Working capital is a crucial parameter in an organization’s operational competency. Based on the organization and its necessity, there can be different working capital types under 2 views, namely, operating cycle and balance sheet view. Prudent management of different working capital types renders adequate business growth and daily mandatory operational funds for various needs.

Besides this, the policy the organization adopts to fund its working capital holds utmost importance. While inept policy for long term keeps the organization’s fund underutilized, its overall growth may be hampered or at worse witness massive losses. Likewise, an aggressive policy adoption for a substantial time-period may result in maximum fund utilization and higher growth, the company in times of financial emergencies holds the risk of witnessing monetary mismatches. However, this risk can be met by availing a working capital loan.

Thus, it is essential to have a clear understanding about different working capital funding strategies or policies to generate optimal results. Working capital policies, in general, include determining the finance sources. Also, it determines allocation of these funds towards current liabilities and assets. Broadly, there are 3 major working capital strategies that can assist optimize working capital financing for a company, namely, conservative, hedging, and aggressive according to the risk levels involved.

  • Conservative policy

A company takes up this policy just when it needs to minimize its risk to the extent possible. As per this policy, management regulates all its credit limits rigorously to make sure that there’s low risk. Moreover, current assets here are always over par against current liabilities to keep adequate availability of funds. Businesses majorly use long-term business financing options to fund fluctuating current and fixed assets. Use of the short-term sources are kept to the lowest level possible for low risk. Undertaking conservative working capital policy, results in underutilization of the funds, which cuts down your business returns and compromises growth.

  • Aggressive policy

As the name suggests, aggressive strategy means involvement of maximum risk, which is known to bring huge potential to attain higher growth. When observing this policy, organizations make sure their current assets like debtors’ value are minimized through timely payments or minimal credit sales. At the same time, management even considers delaying the creditors payment to the extent possible.

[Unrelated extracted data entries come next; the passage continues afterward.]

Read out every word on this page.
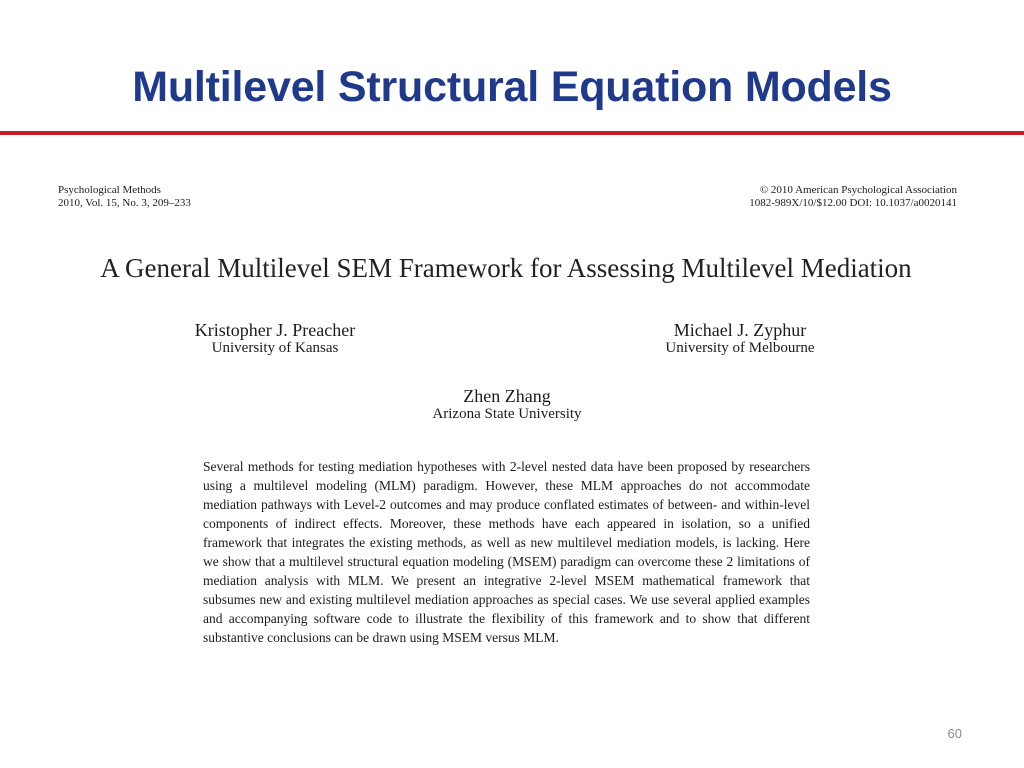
Multilevel Structural Equation Models
Psychological Methods
2010, Vol. 15, No. 3, 209–233
© 2010 American Psychological Association
1082-989X/10/$12.00 DOI: 10.1037/a0020141
A General Multilevel SEM Framework for Assessing Multilevel Mediation
Kristopher J. Preacher
University of Kansas
Michael J. Zyphur
University of Melbourne
Zhen Zhang
Arizona State University
Several methods for testing mediation hypotheses with 2-level nested data have been proposed by researchers using a multilevel modeling (MLM) paradigm. However, these MLM approaches do not accommodate mediation pathways with Level-2 outcomes and may produce conflated estimates of between- and within-level components of indirect effects. Moreover, these methods have each appeared in isolation, so a unified framework that integrates the existing methods, as well as new multilevel mediation models, is lacking. Here we show that a multilevel structural equation modeling (MSEM) paradigm can overcome these 2 limitations of mediation analysis with MLM. We present an integrative 2-level MSEM mathematical framework that subsumes new and existing multilevel mediation approaches as special cases. We use several applied examples and accompanying software code to illustrate the flexibility of this framework and to show that different substantive conclusions can be drawn using MSEM versus MLM.
60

Companies aiming to avail accelerated growth can choose this policy. However, as it comes with massive risk, strong corporate acumen and adroit handling of funds are crucial. If not done right, the need for a working capital loan may come up.

  • Hedging policy

Also called matching policy, opting for this strategy ensures the right sync between the company’s current assets and short-term liabilities. In other terms, this financing policy aims at striking a balance between the 2 extreme strategies, in terms of growth and risk potential. Companies employing this policy use the long-term fund sources to invest in the fixed assets and opt for the short-term financing options to meet current asset funding.

Conclusion

For zeroing on a specific funding policy and financing options, you must account for parameters like liquidity, profitability and working capital requirement. Ideally, a combination of policies must be used for working capital management, which solely depends upon your risk appetite.